На огромных майоликовых блюдах внесли раззолоченных осетров, карпов и щук, которыми все долго восторгались, так искусно они были приготовлены, потом колоссальные блюда заливного, до того изукрашенного причудливым восковым орнаментом, что и не разобрать было, что это, собственно, такое, затем последовали паштеты в форме оленьих и кабаньих голов, зажаренные целиком молочные поросята, тоже позолоченные, куры в сладкой пахучей приправе и разные прочие пахучие кушанья, приготовленные из перепелов, фазанов и цапель. И наконец наряженные егерями пажи внесли сплошь позолоченного дикого кабана, из разинутой пасти которого вырывались языки пламени, так как туда было заложено какое-то горючее вещество, отвратительно вонявшее. Тут выскочили переодетые нимфами девицы — скорее голые, чем одетые, — и стали посыпать пол ароматическими порошками, отчего сделалось только хуже: совсем нечем стало дышать. Я просто задыхался.
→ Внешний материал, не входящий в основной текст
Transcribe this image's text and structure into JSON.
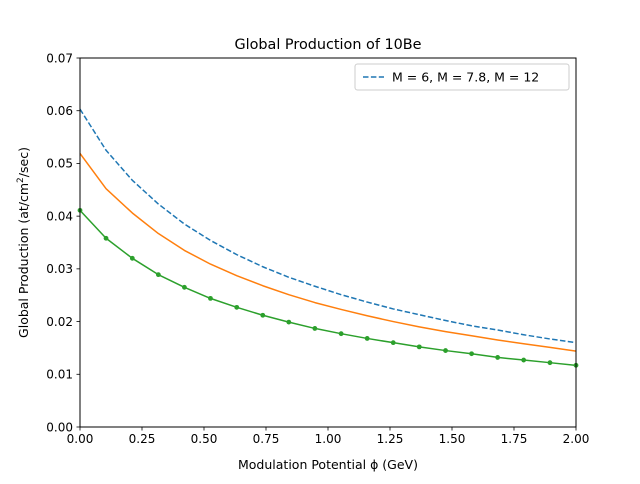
{
  "chart_data": {
    "type": "line",
    "title": "Global Production of 10Be",
    "xlabel": "Modulation Potential ϕ (GeV)",
    "ylabel_parts": {
      "pre": "Global Production (at/cm",
      "sup": "2",
      "post": "/sec)"
    },
    "xlim": [
      0,
      2.0
    ],
    "ylim": [
      0,
      0.07
    ],
    "xticks": [
      "0.00",
      "0.25",
      "0.50",
      "0.75",
      "1.00",
      "1.25",
      "1.50",
      "1.75",
      "2.00"
    ],
    "yticks": [
      "0.00",
      "0.01",
      "0.02",
      "0.03",
      "0.04",
      "0.05",
      "0.06",
      "0.07"
    ],
    "grid": false,
    "legend": {
      "placement": "upper-right",
      "entry": "M = 6, M = 7.8, M = 12"
    },
    "x": [
      0.0,
      0.105,
      0.211,
      0.316,
      0.421,
      0.526,
      0.632,
      0.737,
      0.842,
      0.947,
      1.053,
      1.158,
      1.263,
      1.368,
      1.474,
      1.579,
      1.684,
      1.789,
      1.895,
      2.0
    ],
    "series": [
      {
        "style": "dashed",
        "color": "#1f77b4",
        "values": [
          0.0603,
          0.0525,
          0.0468,
          0.0423,
          0.0385,
          0.0354,
          0.0327,
          0.0304,
          0.0284,
          0.0267,
          0.0251,
          0.0237,
          0.0224,
          0.0213,
          0.0202,
          0.0192,
          0.0184,
          0.0175,
          0.0167,
          0.016
        ]
      },
      {
        "style": "solid",
        "color": "#ff7f0e",
        "values": [
          0.0519,
          0.0452,
          0.0406,
          0.0367,
          0.0335,
          0.0309,
          0.0287,
          0.0268,
          0.0251,
          0.0236,
          0.0223,
          0.0211,
          0.02,
          0.019,
          0.0181,
          0.0173,
          0.0165,
          0.0158,
          0.0151,
          0.0144
        ]
      },
      {
        "style": "solid-markers",
        "color": "#2ca02c",
        "values": [
          0.0411,
          0.0358,
          0.032,
          0.0289,
          0.0265,
          0.0244,
          0.0227,
          0.0212,
          0.0199,
          0.0187,
          0.0177,
          0.0168,
          0.016,
          0.0152,
          0.0145,
          0.0139,
          0.0132,
          0.0127,
          0.0122,
          0.0117
        ]
      }
    ]
  }
}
Бык жадно набросился на кабанье жаркое, словно ничего до того не ел. Все прочие тоже положили себе по огромному куску темно-красного полусырого мяса, которое почитается у них за лакомство. Я с отвращением наблюдал, как они снова принялись двигать челюстями, пачкая губы и бороды жирным мясным соком, у меня было такое чувство, словно я присутствую при каком-то непотребстве, — вообще-то я избегаю есть вместе со всеми, довольствуясь лишь самым необходимым, — и мне все противней становилось глядеть на этих багрово-красных, раздувшихся от еды и питья, слишком больших людей, состоявших, казалось, из одних желудков. И невыносимо было смотреть, как старший стольник вспарывал кабана, вырезая изнутри кровавые куски, пока наконец не остался один скелет с висящими на нем лохмотьями мяса.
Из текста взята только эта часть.